The biggest threat of this hack is identity theft. These fraudsters will be taking out loans in people's names as well as maxing out credit cards and lines of credit. The only way to stop them is for the credit reporting companies to get pro-active. Leaving everything up to potential victims is a real cop out on their part. It seems to me that it would be prudent for Equifax to put a fraud alert at no charge on everybody's account until this can be sorted out.

 

All three major credit reporting agencies need to do this, if not more, e.g., free credit report freezes (for those states that do not require this), simplified free temporary lifting of the freeze, extrended credit monitoring.

This catasrophe is a national security issue threatening the US economy and social order for years to come.

For the next 50 or so years criminal proxies for half the adult population will be falsifying loans, bank accounts, credit card accounts, IRS filings to get refunds, impersonating financial and other institutions to gather more info, etc. etc. At the same time millions will have their credit ratings destroyed for varying periods of time, have funds sucked out of financial accounts, have crimes committed under their identities , etc. etc. Social Security numbers are now near worthless for identification purposes. The eventual fallout from this breach will play out in ways we have yet to imagine and will cause enormous damage. This is a financial EMP.

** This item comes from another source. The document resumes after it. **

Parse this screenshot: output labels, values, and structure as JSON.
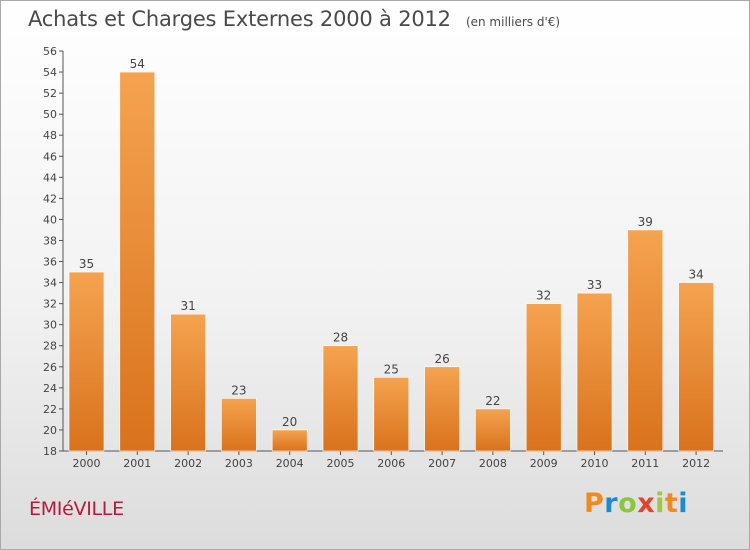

Equifax, TransUnion, and Experian need to recognize this as an industry problem and step up and do whatever it takes to limit the damage.

 

To my knowledge the 1st 90 days are a freebie, with the option to upgrade.

Equifax's requirement that affected customers sign up for arbitration also drew a backlash. Democrats in the House and Senate called on the company to pull back its requirement that anyone who signs up for credit monitoring give up their right to sue Equifax in a class-action lawsuit.